There was also a very sad story about a couple that was very resistant to their son wanting to travel the world--so he stays home and dies in the river in an accident. Ouch.
I seem to recall either she or Muriel did a variant on the “three sons are all interested in the same girl, so they go traveling trying to find some special gift and then they end up pooling their gifts to save her life” story. I’ve heard it before but like it.

Kevin Kling:
I have down “Minnesotans all get struck by lightning.”
Also, “I’m the kind of guy who wears sandals with socks because I know it pisses people off.”
And (untagged, but probably still him) “You will never see a more can-do attitude in a can’t-do body than a weiner dog.” Also, when you tell a weiner dog no, they hear “try another way.”

Tim Ereneta:
Tim did an interesting one about a soldier who makes a deal with the devil to not be clean in any way for seven years in exchange for being rich, and how that ah, affects his personal life.

They also had both a Story Slam and an open mic for tellers. I participated in both. The Story Slam is a thing where they come up with a topic that people have to talk about, and the topic was “precipitation.” I ended up talking about my two apartment floods and a car flood, which in retrospect (see October) might not have been the best. But hey, I pulled that out of my ass on the spot when I didn’t have anything much to say about the topic, so I say good for me!

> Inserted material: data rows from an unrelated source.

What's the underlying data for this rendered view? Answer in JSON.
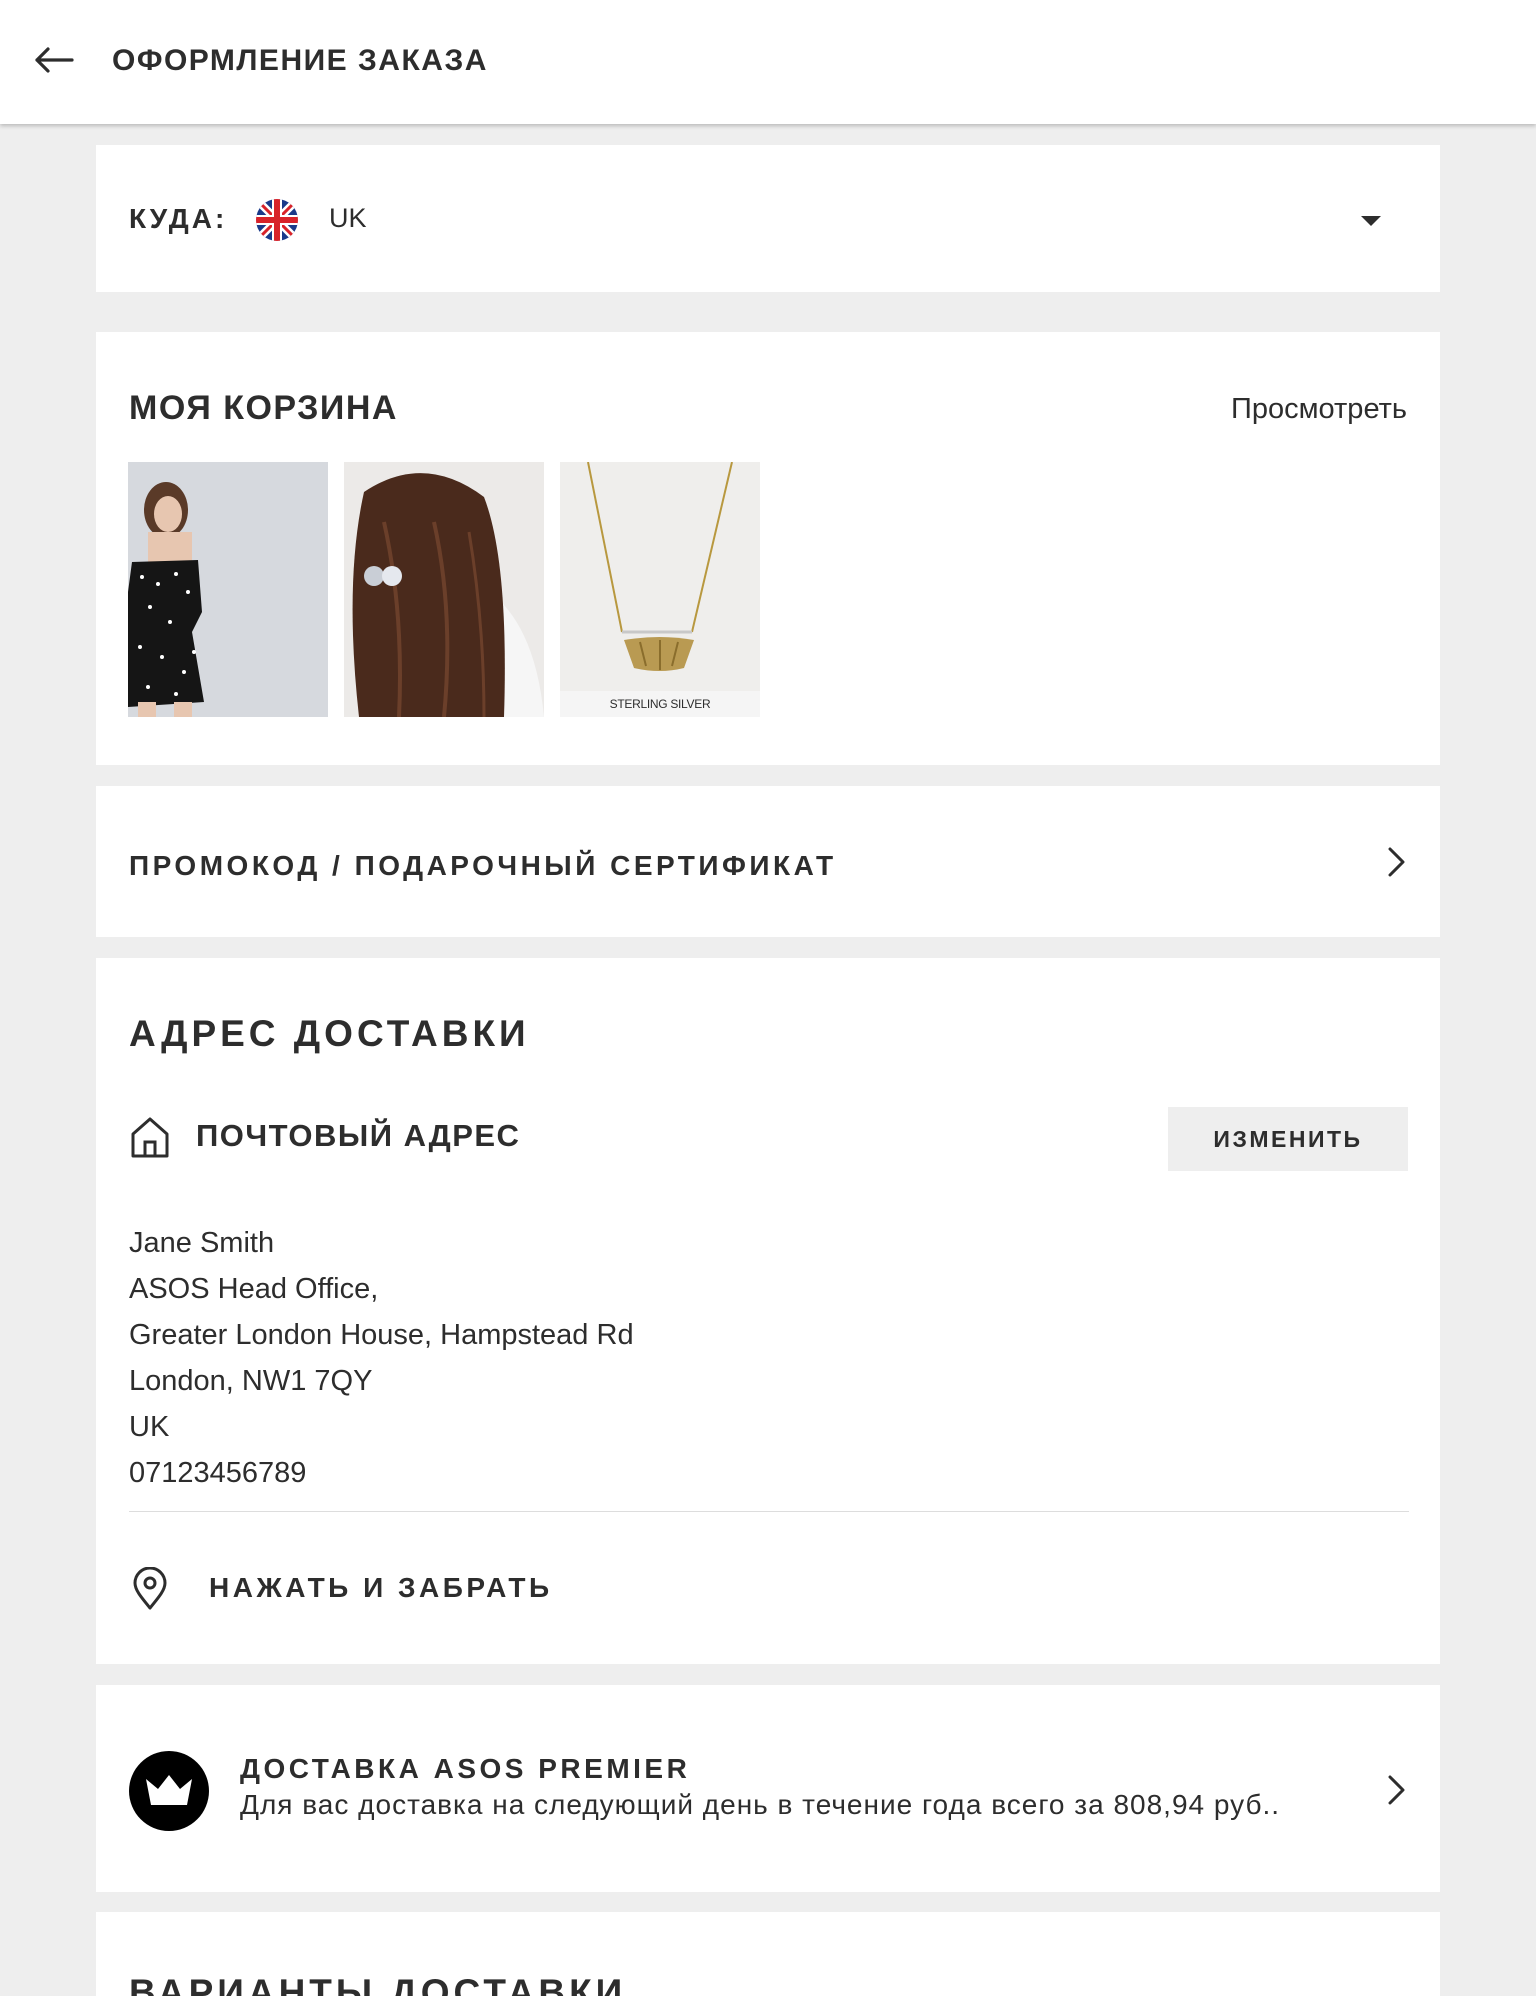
{
  "header": {
    "title": "ОФОРМЛЕНИЕ ЗАКАЗА",
    "back_icon": "arrow-left-icon"
  },
  "destination": {
    "label": "КУДА:",
    "country": "UK",
    "flag_icon": "uk-flag-icon",
    "dropdown_icon": "caret-down-icon"
  },
  "bag": {
    "title": "МОЯ КОРЗИНА",
    "view_link": "Просмотреть",
    "items": [
      {
        "name": "product-thumbnail-dress"
      },
      {
        "name": "product-thumbnail-hair-clip"
      },
      {
        "name": "product-thumbnail-necklace",
        "caption": "STERLING SILVER"
      }
    ]
  },
  "promo": {
    "label": "ПРОМОКОД / ПОДАРОЧНЫЙ СЕРТИФИКАТ"
  },
  "delivery_address": {
    "title": "АДРЕС ДОСТАВКИ",
    "type_label": "ПОЧТОВЫЙ АДРЕС",
    "edit_button": "ИЗМЕНИТЬ",
    "lines": [
      "Jane Smith",
      "ASOS Head Office,",
      "Greater London House, Hampstead Rd",
      "London, NW1 7QY",
      "UK",
      "07123456789"
    ],
    "click_collect_label": "НАЖАТЬ И ЗАБРАТЬ"
  },
  "premier": {
    "title": "ДОСТАВКА ASOS PREMIER",
    "description": "Для вас доставка на следующий день в течение года всего за 808,94 руб.."
  },
  "delivery_options": {
    "title": "ВАРИАНТЫ ДОСТАВКИ"
  },
  "colors": {
    "page_background": "#eeeeee",
    "card_background": "#ffffff",
    "text": "#2d2d2d",
    "button_background": "#eeeeee"
  }
}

The winner of the Story Slam was a pastor named Mark (who is throwing his own storytelling festival...in Auburn in January, I’d probably go except I do not wanna drive to Auburn in January, it’s probably snowing or pouring or some shit). He had on a shirt saying “Storytelling: The Original Social Media.” I should mention that the SSF hands out little hearts made out of fabric to indicate what events you’ve paid to attend over the weekend (I went the entire time, but you can pay to just attend for one day or night or whatever) and he’s not only saved all of his heart, but put them on a sash like a Girl Scout. Adorable. His winning story was about bringing some kind of rain-bringing toy/device thing (which he swung around on stage, but it didn’t rain here--good thing since it was all outdoors) at a Native American gathering and naturally ticking everyone off when he brought on the rain. I seem to recall later he had one story about an old lady reading the instructions on a condom saying “To protect health, put on organ and keep lubricated,” so I think it was sitting on a piano in a jar of water or something?

As for the open mic, I told the story about Meg’s bird, which went over very well! I practiced in the car with Dawn for a few days and timed myself until I had it more or less down and short enough. Go me!